Desafios para a Reforma Agrária no Brasil
O Brasil enfrenta um momento crítico, com mais de 100 mil famílias acampadas à espera da regularização de suas terras. Esse dado reflete o avanço tímido das políticas públicas direcionadas aos povos do campo, conforme a carta final do 14º Encontro Nacional do Movimento dos Trabalhadores Rurais Sem Terra (MST), realizado em Salvador, Bahia. O documento, lido na última sexta-feira (23) por Rosa Amorim, deputada estadual pelo PT de Pernambuco, e Márcio Santos, dirigente nacional do MST, destaca a responsabilidade do agronegócio em obstruir a reforma agrária no país.
“Esse bloqueio contraria a construção de um projeto de país, uma vez que a Reforma Agrária Popular representa uma luta contra a hegemonia do agronegócio e propõe soluções para a crise civilizatória e ambiental que enfrentamos”, diz a carta. O agronegócio, segundo o documento, exerce influência sobre o Congresso Nacional, os meios de comunicação e o sistema judiciário, o que dificulta a efetivação das políticas públicas necessárias.
Impactos das Políticas Públicas no Agronegócio
Em novembro de 2025, o Congresso Nacional derrubou 56 dos 63 vetos do presidente Luiz Inácio Lula da Silva relativos ao PL da Devastação, que modifica regras de licenciamento ambiental para atividades com impactos diretos. Além disso, o Plano Safra 2025/2026, que prioriza o agronegócio, possui um orçamento 82,75% superior ao destinado à Agricultura Familiar. Esses dados ilustram como as esferas políticas favorecem a concentração de terras e a produção de commodities no Brasil.
A carta destaca que a luta de classes deve confrontar o modelo capitalista do agronegócio, minerário e energético, buscando a democratização da terra e a defesa da questão ambiental. “Neste contexto, a luta pela Reforma Agrária Popular é essencial para resgatar a dignidade e melhorar as condições de vida da população rural”, frisa o texto.

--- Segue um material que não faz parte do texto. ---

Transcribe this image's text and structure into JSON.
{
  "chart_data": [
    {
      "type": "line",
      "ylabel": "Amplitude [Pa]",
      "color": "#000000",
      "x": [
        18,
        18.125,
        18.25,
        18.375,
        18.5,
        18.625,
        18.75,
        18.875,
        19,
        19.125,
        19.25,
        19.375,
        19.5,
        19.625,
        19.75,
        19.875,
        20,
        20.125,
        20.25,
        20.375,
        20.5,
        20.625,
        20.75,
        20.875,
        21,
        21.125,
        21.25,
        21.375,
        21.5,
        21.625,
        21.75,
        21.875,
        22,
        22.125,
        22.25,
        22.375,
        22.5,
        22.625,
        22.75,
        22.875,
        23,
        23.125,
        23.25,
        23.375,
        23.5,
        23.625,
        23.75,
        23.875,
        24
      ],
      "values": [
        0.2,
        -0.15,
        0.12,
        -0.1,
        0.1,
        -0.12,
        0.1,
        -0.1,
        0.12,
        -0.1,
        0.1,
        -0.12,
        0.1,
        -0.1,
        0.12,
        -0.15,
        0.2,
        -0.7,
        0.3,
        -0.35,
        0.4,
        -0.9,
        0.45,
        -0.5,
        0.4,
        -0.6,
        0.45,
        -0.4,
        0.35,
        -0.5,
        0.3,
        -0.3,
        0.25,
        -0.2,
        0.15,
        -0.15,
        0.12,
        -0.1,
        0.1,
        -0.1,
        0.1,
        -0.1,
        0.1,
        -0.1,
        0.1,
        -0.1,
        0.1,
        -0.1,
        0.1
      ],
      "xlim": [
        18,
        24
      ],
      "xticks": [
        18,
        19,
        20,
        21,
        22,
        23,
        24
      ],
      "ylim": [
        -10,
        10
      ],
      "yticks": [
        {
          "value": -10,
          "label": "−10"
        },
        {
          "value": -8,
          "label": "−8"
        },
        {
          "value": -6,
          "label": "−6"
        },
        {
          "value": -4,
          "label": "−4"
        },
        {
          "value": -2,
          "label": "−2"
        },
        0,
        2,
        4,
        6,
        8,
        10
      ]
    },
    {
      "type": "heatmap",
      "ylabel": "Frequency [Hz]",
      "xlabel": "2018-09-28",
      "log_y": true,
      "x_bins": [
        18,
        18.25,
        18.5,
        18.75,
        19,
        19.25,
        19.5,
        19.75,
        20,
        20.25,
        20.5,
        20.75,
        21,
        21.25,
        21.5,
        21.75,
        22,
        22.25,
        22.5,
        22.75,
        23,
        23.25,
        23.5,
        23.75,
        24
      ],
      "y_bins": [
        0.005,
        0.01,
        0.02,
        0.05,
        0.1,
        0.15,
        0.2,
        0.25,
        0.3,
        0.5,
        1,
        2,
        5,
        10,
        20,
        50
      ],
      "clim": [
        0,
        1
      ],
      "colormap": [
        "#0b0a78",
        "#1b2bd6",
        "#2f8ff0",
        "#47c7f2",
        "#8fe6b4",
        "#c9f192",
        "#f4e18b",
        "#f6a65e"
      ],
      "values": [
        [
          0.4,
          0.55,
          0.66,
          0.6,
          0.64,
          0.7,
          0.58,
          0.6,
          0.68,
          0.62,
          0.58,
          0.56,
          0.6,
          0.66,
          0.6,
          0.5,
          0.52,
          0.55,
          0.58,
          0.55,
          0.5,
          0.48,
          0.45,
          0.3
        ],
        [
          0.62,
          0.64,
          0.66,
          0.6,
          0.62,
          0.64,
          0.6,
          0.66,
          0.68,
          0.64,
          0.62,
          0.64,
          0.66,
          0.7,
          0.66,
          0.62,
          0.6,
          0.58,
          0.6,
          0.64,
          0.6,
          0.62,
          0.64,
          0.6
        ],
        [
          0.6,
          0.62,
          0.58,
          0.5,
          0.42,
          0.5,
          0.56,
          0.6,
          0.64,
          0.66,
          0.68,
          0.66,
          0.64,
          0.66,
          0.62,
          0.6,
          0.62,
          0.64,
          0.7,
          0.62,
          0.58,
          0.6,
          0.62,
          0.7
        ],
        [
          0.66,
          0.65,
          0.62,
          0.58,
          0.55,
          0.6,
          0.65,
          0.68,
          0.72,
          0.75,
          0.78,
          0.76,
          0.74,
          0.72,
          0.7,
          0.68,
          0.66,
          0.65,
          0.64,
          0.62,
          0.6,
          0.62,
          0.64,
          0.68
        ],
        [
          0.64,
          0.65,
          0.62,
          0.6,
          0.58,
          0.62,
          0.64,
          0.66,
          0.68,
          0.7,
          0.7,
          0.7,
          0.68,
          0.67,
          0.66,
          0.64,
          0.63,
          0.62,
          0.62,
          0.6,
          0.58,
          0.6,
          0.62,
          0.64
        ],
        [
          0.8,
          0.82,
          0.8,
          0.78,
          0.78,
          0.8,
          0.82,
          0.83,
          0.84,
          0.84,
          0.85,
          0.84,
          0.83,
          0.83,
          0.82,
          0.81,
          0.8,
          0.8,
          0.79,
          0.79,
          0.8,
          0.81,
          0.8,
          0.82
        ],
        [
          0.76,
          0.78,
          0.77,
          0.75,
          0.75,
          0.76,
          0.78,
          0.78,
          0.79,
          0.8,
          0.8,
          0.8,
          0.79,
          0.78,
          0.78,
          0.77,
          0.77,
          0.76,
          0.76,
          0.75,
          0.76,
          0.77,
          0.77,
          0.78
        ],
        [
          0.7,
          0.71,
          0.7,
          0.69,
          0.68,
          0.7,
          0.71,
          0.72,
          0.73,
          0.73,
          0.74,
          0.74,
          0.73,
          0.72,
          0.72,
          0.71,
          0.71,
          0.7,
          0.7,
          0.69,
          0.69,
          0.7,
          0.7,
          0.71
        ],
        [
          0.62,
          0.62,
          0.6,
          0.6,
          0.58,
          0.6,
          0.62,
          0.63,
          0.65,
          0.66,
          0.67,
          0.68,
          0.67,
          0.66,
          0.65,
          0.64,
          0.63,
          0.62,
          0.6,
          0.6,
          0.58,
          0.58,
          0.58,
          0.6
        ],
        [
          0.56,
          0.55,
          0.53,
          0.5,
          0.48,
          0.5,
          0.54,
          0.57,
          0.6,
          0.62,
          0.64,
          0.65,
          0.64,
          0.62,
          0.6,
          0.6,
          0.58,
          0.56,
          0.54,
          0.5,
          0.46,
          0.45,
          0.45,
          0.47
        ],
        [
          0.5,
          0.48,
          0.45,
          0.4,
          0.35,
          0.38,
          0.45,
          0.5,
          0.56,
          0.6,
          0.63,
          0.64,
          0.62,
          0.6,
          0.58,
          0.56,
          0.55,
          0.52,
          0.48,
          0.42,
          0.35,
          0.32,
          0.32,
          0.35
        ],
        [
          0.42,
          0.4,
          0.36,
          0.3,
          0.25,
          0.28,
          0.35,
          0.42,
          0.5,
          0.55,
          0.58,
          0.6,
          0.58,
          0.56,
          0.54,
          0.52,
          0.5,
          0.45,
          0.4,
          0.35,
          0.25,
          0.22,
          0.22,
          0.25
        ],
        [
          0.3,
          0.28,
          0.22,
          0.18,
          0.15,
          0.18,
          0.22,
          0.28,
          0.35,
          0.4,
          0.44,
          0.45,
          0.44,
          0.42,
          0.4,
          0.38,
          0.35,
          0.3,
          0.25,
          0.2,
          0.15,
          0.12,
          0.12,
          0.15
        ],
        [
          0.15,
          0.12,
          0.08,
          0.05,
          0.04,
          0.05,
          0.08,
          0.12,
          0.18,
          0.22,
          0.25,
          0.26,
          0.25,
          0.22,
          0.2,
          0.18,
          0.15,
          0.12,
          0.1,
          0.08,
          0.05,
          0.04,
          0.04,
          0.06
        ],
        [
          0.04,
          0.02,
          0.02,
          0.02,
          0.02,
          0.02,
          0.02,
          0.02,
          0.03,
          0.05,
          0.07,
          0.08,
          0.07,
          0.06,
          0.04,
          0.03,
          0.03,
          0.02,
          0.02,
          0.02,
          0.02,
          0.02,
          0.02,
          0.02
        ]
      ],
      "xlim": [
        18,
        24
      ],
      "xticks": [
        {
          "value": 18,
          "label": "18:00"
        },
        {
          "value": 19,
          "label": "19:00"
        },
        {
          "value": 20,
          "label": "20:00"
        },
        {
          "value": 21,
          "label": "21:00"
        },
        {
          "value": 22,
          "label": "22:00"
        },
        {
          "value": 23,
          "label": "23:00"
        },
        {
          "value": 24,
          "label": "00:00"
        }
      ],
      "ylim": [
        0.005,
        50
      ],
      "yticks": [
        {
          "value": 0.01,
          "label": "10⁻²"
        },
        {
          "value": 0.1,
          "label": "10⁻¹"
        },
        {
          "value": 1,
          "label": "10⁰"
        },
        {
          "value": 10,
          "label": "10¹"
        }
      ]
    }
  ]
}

A Luta das Crianças Sem Terrinha
Durante o 14º Encontro Nacional do MST, as crianças também tiveram voz. Elas entregaram uma carta ao presidente Lula, expressando seu sonho de ver a terra repartida. “Queremos que cada criança e sua família tenham um lugar para morar, trabalhar e viver com dignidade”, afirmaram, representando as 157 crianças que participaram do evento. O documento também solicitou mais escolas no campo e a garantia da segurança para as comunidades Sem Terra.
Reflexões sobre a Conjuntura Global e a Luta Antiimperialista
A carta do MST não se limita às questões internas do Brasil, mas também aborda a conjuntura global. O documento critica a decadência do imperialismo e suas agressões a países como a Palestina e a Venezuela, além de destacar as lutas antiimperialistas que devem ser fortalecidas. “O império, ao enfrentar crises, intensifica sua violência, e este cenário exige uma resposta unificada dos trabalhadores e dos povos”, enfatiza.
O MST reafirma seu compromisso com a luta pela Reforma Agrária Popular, destacando que esta é uma bandeira não apenas do movimento, mas de toda a classe trabalhadora. “Devemos mobilizar forças em defesa da soberania e em busca de um projeto de país que priorize o povo e a natureza”, conclui o documento.
Mais de 3 mil trabalhadores Sem Terra participaram do 14º Encontro Nacional, debateram sobre os desafios políticos atuais e reafirmaram seu compromisso com a luta por direitos e justiça social.